Si, yo maté a Mariano.
Quiero contar esta historia porque de otra manera nunca sabrán lo que sucedió con esa persona tan simple, mediocre e ingenua. Lo que no quisiera contar — aunque de todas maneras lo haré — es la tortura a la que lo sometí durante años, hasta que finalmente lo maté.

Saben, estoy seguro de que también ustedes conocen por lo menos a una de esas personas que no aportan en nada — absolutamente nada — a nadie. Personas que apagan a otras personas. Personas que entran a un lugar e inmediatamente encuentran algo para criticar: el color de las cortinas, el perro muy malcriado, las plantas muy secas, los olores muy fuertes. Personas que critican todo, absolutamente todo. Personas que traen una nube negra y negativa sobre su cabeza de forma permanente. Esas personas sofocan y alguien debería deshacerse de ellas. Mariano era una de esas personas.
Entonces eso hice. Cumplí mi labor social en este poco tiempo que la vida me ha dado. Durante años lo sometí a las peores humillaciones y torturas, mentales y físicas. Lo llevé hasta sus limites — no sabía que un ser humano podía resistir tanto. Algunos días incluso yo me encontré a punto de desmayarme, impresionado por las barbaridades a las que lo sometía. De vez en cuando, me venían imágenes fugaces y recordaba a Irma Grese — conocida como la perra de Belsen — una guardia alemana, quien supervisaba las torturas en Auschwitz. Aún así, continuaba con mi labor, algo dentro de mí decía que no podía parar, no debía parar.
Sin embargo, a pesar del macabro placer que aquellas torturas generaban en mí, después de un tiempo, se me acabó la energía — o las ganas o ambas en realidad. Mariano empezó a salir nuevamente. Lo liberé y simplemente dejé que vagara así, durante horas. Tarde o temprano — me decía a mí mismo — volverá. Y así era, como aquellos perros maltratados que, a pesar de todo, vuelven donde el miserable que les llena el plato de comida. Así volvía Mariano, cabizbajo, ojeroso, derrotado, apestando a mediocridad y pesimismo.

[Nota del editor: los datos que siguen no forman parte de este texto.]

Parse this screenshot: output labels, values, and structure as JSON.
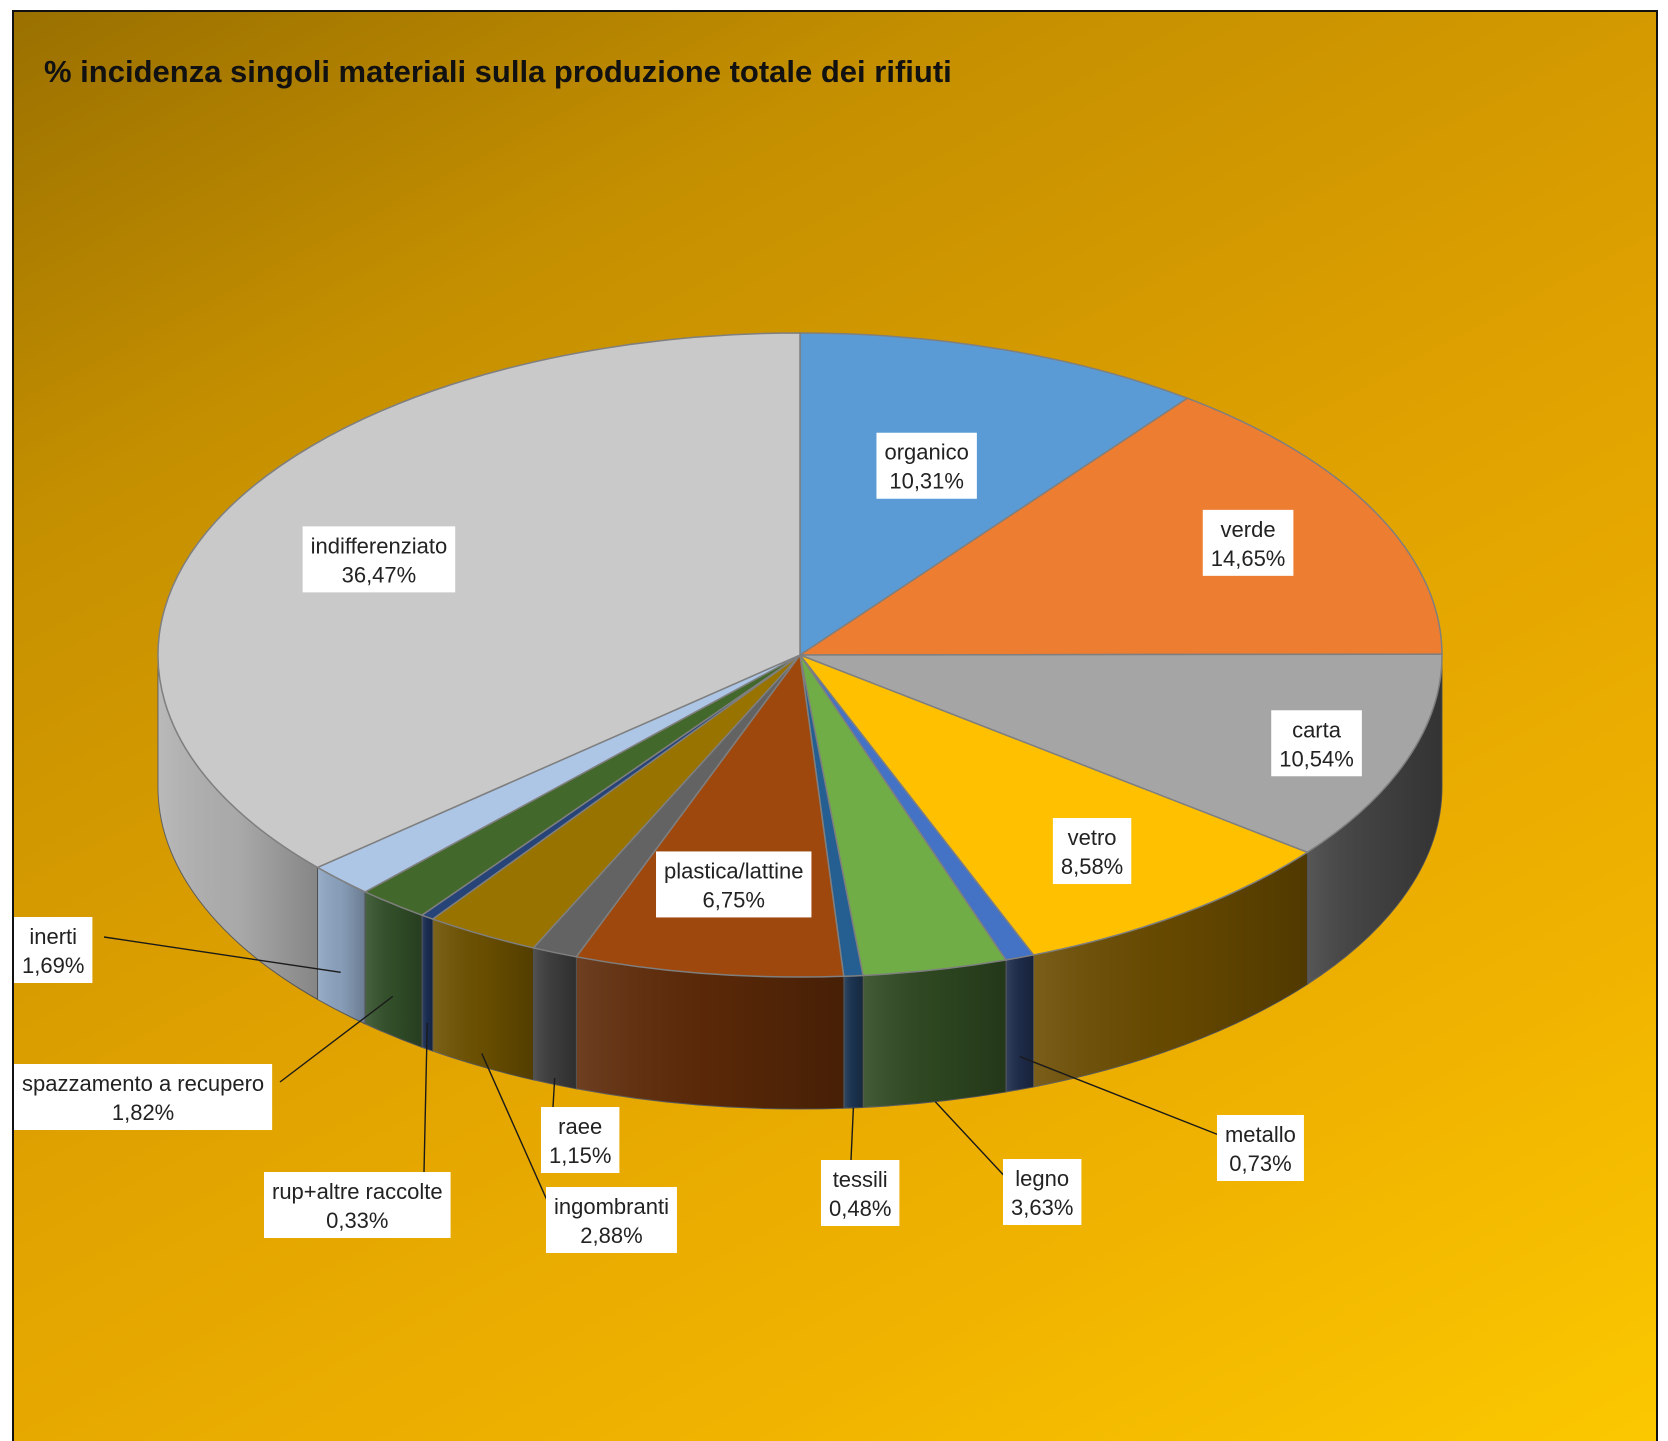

Y las torturas continuaron durante años. Curiosamente, en un momento — no recuerdo con exactitud — él dejó de salir. Ni las cadenas, ni los candados, ni las puertas de hierro reforzado tuvieron que ser utilizadas. Bastó una gran dosis de tortura psicológica y física para convertirlo en un prisionero. Incluso más que eso, pues un prisionero tiene por lo menos un mínimo deseo de escapar de su prisión. Es mucho más difícil salir de la prisión de la mente. Ese era su caso, meses antes del fatídico día en el que dejó de existir.

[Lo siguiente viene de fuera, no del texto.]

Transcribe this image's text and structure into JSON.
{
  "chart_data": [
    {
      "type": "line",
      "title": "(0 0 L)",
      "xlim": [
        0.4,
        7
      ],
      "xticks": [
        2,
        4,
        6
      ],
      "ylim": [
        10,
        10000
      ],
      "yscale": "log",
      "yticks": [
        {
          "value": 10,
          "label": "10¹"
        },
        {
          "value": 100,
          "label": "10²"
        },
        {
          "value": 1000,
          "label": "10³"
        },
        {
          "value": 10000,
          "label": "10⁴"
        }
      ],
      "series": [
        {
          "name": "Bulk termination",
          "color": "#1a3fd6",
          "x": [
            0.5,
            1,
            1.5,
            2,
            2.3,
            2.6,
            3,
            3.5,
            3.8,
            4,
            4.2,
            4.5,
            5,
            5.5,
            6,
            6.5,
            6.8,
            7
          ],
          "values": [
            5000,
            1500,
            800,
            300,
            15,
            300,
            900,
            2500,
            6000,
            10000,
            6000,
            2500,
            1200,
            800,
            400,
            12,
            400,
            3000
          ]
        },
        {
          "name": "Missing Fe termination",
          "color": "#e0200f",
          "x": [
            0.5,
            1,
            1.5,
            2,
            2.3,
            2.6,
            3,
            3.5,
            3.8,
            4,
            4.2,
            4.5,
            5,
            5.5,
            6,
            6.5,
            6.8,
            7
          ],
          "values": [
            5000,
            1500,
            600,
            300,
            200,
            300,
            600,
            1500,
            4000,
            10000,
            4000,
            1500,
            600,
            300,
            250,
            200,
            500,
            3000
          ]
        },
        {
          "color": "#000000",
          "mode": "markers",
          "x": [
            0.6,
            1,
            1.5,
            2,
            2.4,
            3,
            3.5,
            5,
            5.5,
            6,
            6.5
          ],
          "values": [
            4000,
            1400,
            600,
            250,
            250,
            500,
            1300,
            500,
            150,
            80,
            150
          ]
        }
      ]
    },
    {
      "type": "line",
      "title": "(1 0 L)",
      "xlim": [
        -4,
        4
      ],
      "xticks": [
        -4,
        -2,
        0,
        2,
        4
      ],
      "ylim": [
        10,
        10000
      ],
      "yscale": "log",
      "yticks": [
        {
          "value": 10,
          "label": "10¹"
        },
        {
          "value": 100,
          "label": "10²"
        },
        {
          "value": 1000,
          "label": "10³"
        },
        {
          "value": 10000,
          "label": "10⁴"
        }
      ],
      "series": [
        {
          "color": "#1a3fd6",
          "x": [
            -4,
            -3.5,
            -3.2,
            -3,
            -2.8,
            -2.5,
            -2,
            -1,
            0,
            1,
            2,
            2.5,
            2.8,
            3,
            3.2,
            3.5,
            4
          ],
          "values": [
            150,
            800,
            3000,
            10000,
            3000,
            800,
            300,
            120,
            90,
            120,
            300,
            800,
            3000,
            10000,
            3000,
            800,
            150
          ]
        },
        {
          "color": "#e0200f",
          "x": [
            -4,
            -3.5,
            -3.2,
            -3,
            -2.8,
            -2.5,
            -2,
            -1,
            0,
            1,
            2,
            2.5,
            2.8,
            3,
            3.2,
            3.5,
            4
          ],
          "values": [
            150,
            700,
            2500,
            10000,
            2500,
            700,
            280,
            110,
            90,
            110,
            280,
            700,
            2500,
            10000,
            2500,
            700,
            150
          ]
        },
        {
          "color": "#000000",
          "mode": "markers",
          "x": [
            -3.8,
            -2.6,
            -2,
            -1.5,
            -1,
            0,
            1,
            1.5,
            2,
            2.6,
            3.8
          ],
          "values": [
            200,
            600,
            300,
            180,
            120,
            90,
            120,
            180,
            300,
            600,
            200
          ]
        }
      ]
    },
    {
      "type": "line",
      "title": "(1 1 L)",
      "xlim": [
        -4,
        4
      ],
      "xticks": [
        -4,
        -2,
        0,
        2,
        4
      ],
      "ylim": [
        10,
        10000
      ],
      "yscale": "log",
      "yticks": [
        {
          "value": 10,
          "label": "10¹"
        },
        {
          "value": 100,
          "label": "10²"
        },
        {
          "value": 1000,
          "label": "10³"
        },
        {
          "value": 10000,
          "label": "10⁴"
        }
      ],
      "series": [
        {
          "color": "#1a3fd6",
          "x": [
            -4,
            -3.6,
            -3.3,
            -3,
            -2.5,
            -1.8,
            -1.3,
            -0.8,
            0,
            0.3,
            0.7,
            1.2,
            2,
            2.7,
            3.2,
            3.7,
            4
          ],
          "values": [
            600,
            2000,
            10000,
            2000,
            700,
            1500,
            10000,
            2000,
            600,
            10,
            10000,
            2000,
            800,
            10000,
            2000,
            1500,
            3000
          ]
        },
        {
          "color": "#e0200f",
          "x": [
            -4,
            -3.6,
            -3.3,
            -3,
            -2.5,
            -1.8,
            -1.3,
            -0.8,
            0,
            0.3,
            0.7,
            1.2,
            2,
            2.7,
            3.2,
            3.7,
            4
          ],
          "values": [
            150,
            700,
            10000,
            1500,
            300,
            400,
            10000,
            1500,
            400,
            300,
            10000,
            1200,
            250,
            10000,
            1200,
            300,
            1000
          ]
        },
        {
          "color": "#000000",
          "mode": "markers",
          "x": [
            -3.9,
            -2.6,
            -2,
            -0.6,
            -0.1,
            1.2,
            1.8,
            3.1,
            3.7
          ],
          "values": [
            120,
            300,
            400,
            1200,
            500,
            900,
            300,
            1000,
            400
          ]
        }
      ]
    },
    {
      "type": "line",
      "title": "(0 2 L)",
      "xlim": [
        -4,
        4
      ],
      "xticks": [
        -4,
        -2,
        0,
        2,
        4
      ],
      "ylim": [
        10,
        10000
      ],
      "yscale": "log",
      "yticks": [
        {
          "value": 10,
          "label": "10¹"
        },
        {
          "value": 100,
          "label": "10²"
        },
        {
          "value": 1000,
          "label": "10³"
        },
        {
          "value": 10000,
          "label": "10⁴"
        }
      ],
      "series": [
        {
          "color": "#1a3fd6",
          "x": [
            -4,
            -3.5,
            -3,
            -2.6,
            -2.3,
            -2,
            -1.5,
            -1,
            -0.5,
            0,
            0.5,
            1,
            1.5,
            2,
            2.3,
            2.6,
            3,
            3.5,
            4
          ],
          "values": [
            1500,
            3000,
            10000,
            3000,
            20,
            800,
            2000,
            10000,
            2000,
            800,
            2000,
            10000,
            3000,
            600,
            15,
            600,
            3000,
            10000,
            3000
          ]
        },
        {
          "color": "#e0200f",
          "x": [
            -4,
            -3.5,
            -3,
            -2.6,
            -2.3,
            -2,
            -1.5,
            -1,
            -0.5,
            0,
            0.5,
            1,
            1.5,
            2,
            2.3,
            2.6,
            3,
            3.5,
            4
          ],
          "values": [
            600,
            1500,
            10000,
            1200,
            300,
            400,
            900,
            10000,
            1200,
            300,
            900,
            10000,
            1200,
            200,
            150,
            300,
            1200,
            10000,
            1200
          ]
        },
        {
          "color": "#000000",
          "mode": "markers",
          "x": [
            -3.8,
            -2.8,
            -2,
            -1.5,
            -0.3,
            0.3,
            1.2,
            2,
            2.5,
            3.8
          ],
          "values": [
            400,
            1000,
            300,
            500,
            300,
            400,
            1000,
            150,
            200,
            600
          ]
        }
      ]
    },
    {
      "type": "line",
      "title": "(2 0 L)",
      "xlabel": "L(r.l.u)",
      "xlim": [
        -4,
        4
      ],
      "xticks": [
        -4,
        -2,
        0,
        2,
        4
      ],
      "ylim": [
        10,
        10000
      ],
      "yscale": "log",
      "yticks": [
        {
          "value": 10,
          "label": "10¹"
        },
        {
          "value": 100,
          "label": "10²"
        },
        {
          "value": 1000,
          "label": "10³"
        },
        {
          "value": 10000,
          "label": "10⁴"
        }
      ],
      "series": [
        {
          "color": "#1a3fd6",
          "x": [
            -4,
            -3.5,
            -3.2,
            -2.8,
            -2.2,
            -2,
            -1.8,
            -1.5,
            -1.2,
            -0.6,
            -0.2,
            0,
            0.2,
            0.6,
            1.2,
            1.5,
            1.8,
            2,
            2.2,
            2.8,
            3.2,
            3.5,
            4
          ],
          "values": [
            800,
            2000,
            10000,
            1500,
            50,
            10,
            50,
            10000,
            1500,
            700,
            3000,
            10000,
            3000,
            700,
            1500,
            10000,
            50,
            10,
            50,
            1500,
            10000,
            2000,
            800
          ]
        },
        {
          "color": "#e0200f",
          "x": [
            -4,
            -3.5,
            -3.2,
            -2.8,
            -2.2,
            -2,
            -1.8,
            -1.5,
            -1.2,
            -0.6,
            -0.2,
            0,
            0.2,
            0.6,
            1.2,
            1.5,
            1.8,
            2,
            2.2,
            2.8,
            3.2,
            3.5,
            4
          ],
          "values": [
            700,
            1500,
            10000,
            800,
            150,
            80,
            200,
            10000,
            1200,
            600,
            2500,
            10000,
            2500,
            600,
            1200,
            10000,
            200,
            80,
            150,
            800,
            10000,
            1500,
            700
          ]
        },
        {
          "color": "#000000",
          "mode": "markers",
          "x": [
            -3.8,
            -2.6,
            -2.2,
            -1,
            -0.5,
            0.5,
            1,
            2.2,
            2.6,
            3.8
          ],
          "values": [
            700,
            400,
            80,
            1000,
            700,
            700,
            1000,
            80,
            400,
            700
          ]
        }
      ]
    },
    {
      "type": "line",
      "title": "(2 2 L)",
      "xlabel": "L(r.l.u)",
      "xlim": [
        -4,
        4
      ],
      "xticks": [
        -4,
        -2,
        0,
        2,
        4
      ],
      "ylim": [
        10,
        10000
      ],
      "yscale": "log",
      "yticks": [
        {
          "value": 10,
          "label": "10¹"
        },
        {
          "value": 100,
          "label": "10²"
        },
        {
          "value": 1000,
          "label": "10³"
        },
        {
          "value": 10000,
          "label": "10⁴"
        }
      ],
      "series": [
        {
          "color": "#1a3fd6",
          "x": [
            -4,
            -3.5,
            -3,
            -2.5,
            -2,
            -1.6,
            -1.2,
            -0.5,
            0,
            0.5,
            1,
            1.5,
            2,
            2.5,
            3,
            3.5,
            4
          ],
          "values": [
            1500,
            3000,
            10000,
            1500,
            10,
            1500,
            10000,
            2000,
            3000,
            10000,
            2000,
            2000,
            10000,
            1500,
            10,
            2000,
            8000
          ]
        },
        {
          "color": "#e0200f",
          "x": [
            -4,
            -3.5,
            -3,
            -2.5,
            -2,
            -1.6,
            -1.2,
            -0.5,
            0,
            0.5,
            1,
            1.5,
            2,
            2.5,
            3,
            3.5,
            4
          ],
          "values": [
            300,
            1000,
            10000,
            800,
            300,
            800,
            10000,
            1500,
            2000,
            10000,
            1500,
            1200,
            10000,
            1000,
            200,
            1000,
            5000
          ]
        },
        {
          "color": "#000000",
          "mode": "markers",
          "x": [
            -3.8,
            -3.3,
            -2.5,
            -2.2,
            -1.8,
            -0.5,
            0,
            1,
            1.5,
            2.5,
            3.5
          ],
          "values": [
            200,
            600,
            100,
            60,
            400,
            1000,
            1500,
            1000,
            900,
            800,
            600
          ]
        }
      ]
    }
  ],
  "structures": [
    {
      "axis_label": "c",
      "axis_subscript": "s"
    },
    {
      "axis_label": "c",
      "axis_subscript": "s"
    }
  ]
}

Seré honesto con ustedes, algunos días pensaba en parar. Algunos días la palabra misericordia se pintaba tenuemente en mi cabeza y en un par de ocasiones estuve a punto de liberarlo, de dejarlo salir, de que vuelva a su patética vida. Una extraña fuerza, casi demoníaca, me detenía. Las últimas semanas fueron las peores. Veía en su cara las ganas de desaparecer, de que el mundo se olvidara de él, como si nunca hubiese existido. Sentí una liberación inmensa, sentí la verdadera piedad el día en que terminé con su vida. Desde ese día, yo empecé a vivir.

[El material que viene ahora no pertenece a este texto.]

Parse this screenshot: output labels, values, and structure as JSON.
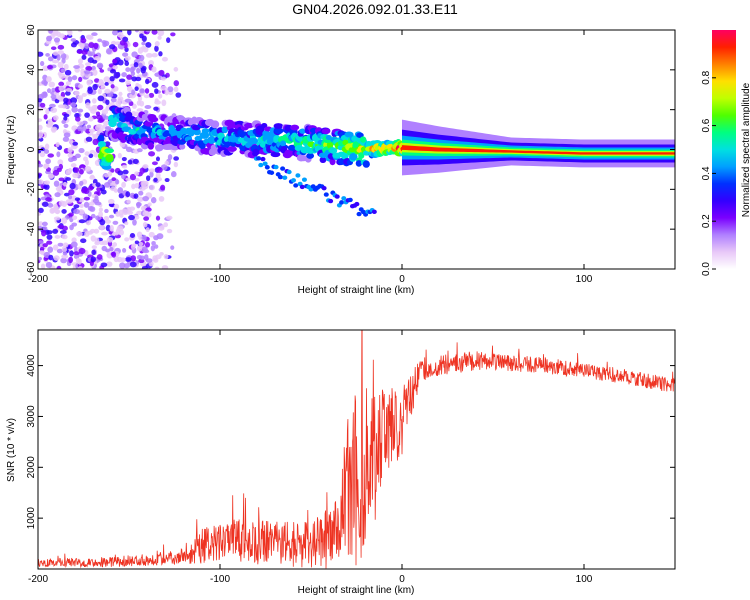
{
  "title": "GN04.2026.092.01.33.E11",
  "colors": {
    "snr_line": "#ee3322",
    "spectrogram_background": "#ffffff",
    "colormap": [
      "#ffffff",
      "#e8c8f8",
      "#b080ff",
      "#7a00ff",
      "#3300ff",
      "#0030ff",
      "#00a0ff",
      "#00e0e0",
      "#00ff80",
      "#50ff00",
      "#c0ff00",
      "#ffe000",
      "#ff8000",
      "#ff2000",
      "#ff0060"
    ]
  },
  "chart_data": [
    {
      "type": "heatmap",
      "title": "",
      "xlabel": "Height of straight line (km)",
      "ylabel": "Frequency (Hz)",
      "xlim": [
        -200,
        150
      ],
      "ylim": [
        -60,
        60
      ],
      "xticks": [
        -200,
        -100,
        0,
        100
      ],
      "yticks": [
        -60,
        -40,
        -20,
        0,
        20,
        40,
        60
      ],
      "colorbar": {
        "label": "Normalized spectral amplitude",
        "range": [
          0,
          1
        ],
        "ticks": [
          "0.0",
          "0.2",
          "0.4",
          "0.6",
          "0.8"
        ],
        "tick_values": [
          0,
          0.2,
          0.4,
          0.6,
          0.8
        ]
      },
      "features": {
        "noise_region_x": [
          -200,
          -120
        ],
        "signal_ridge": [
          {
            "x": -160,
            "f": 14,
            "amp": 0.55
          },
          {
            "x": -140,
            "f": 9,
            "amp": 0.45
          },
          {
            "x": -120,
            "f": 8,
            "amp": 0.45
          },
          {
            "x": -100,
            "f": 6,
            "amp": 0.5
          },
          {
            "x": -80,
            "f": 5,
            "amp": 0.5
          },
          {
            "x": -60,
            "f": 4,
            "amp": 0.55
          },
          {
            "x": -40,
            "f": 2,
            "amp": 0.6
          },
          {
            "x": -20,
            "f": 0,
            "amp": 0.75
          },
          {
            "x": 0,
            "f": 1,
            "amp": 0.9
          },
          {
            "x": 20,
            "f": 0,
            "amp": 0.85
          },
          {
            "x": 60,
            "f": -1,
            "amp": 0.7
          },
          {
            "x": 100,
            "f": -2,
            "amp": 0.7
          },
          {
            "x": 150,
            "f": -2,
            "amp": 0.7
          }
        ]
      }
    },
    {
      "type": "line",
      "title": "",
      "xlabel": "Height of straight line (km)",
      "ylabel": "SNR (10 * v/v)",
      "xlim": [
        -200,
        150
      ],
      "ylim": [
        0,
        4700
      ],
      "xticks": [
        -200,
        -100,
        0,
        100
      ],
      "yticks": [
        1000,
        2000,
        3000,
        4000
      ],
      "series": [
        {
          "name": "SNR",
          "envelope": {
            "x": [
              -200,
              -160,
              -140,
              -120,
              -110,
              -90,
              -70,
              -50,
              -40,
              -35,
              -30,
              -25,
              -20,
              -15,
              -10,
              -5,
              0,
              10,
              20,
              30,
              40,
              50,
              60,
              80,
              100,
              120,
              150
            ],
            "center": [
              120,
              140,
              180,
              250,
              450,
              550,
              500,
              480,
              600,
              900,
              1600,
              1800,
              2000,
              2300,
              2700,
              2800,
              2900,
              3900,
              4000,
              4050,
              4100,
              4080,
              4050,
              4000,
              3900,
              3800,
              3600
            ],
            "spread": [
              80,
              100,
              120,
              150,
              350,
              450,
              450,
              450,
              600,
              800,
              1500,
              1800,
              1700,
              1400,
              900,
              800,
              700,
              250,
              200,
              200,
              200,
              180,
              170,
              160,
              150,
              150,
              150
            ]
          }
        }
      ]
    }
  ]
}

Si, lo maté. Maté la mediocridad y esa maldita idiosincrasia de hacer las cosas a medias. Maté el mal hábito de creerse merecedor de todo sin haber pagado el precio por ello. Maté la falta de empatía y, sobre todo, maté esa maldita costumbre de echar la culpa al resto en lugar de asumir responsabilidad.
Hoy me levanté de la cama y fui al baño a lavarme la cara. Me detuve frente al espejo y me quedé petrificado.